WarriOrb tries to give you some platforming help by letting you summon a Soulkeeper statue, which lets you respawn there instead of the very beginning of an area. However, the implementation seems to be more harmful than helpful. The first thing you'll notice is that laying down a Soulkeeper statue will give you a significant health penalty. While some may be able to deal with that, others will hate the fact that you can't magically call upon the Soulkeeper statue again if it's already out. Instead, you have to return to the statue and pick it up before deploying it again. When you consider how tough some of the platforming sections are, it feels like the tool is only useful if you want to make the game tougher on yourself.


The only way to circumvent some of these design issues is to choose the easy difficulty level. Aside from the lowered amount of damage you take, the major changes come with the Soulkeeper statue; there is no health penalty for deploying it, and you can deploy it as many times as you want without having to retrieve it. It doesn't negate most of the title's issues, and that is a shame since WarriOrb sports some cool platforming sections in the back half. There are some sections with good design and actual use of ball physics, but unless you are patient enough to power through the platforming issues, you'll give up way before you see those shots of brilliance.

The presentation is fine. There are impressive aspects of the graphics, such as distorted reflections on bodies of water, and the game produces some remarkable particle effects, but the dark environments throughout yield a drab-looking world. It doesn't help that the character designs are also lackluster. There's not much you can do about your character design, but the enemies look drab, friendly NPCs have subpar illustrations attached, and the wizard who conjured you looks eternally bored.

As for the audio, the music is fine but, like the graphics, it evokes nothing but sadness. Even during some of the happier moments, the soundtrack remains melancholy. The vocal performances are actually pleasant, but you won't quite understand it all due to accents. It works well to give the game a distinct setting and is an overall highlight.

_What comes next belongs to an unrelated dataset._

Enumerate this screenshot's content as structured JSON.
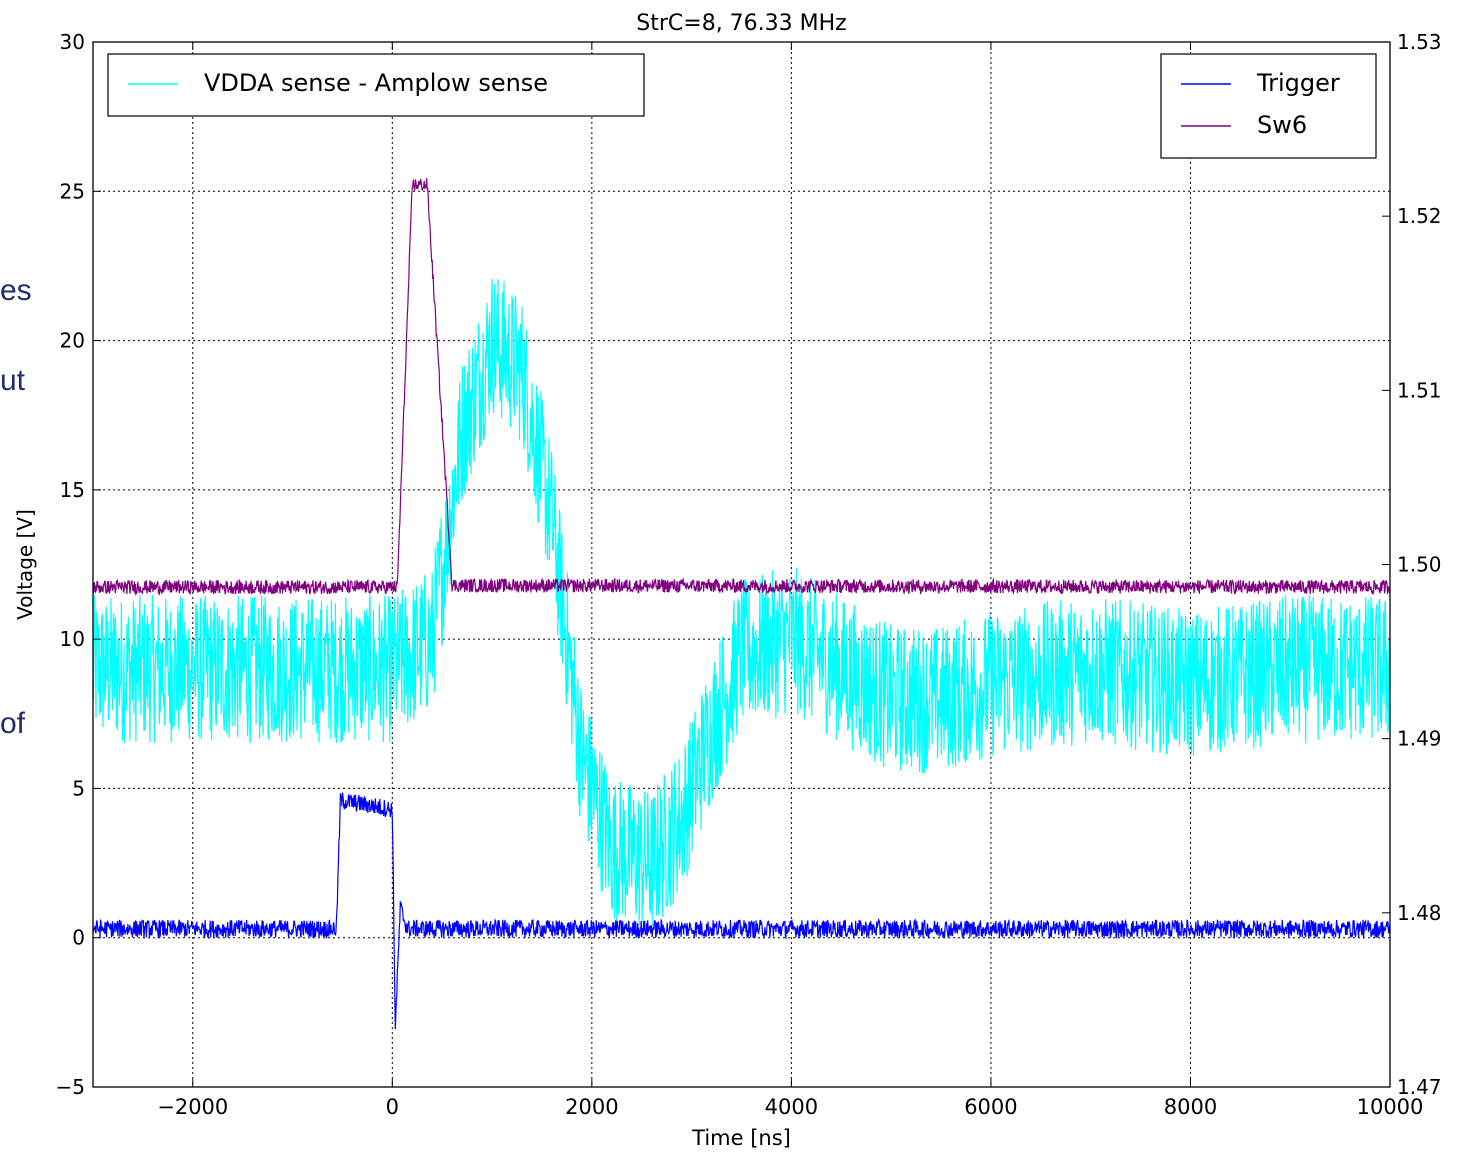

WarriOrb fails to do many things right. The combat is lackluster due to boring enemies and an uninteresting set of moves. The floaty controls clash with the constant need for perfect platforming. The frailty of your character is inconsistent with the dangers you face, and the checkpoint system feels broken. Even the ball physics and spell system fail to impress, despite how often they're used in the latter half of the game. Combined with a passable presentation and an uninteresting story, there are better games you can spend your time on instead.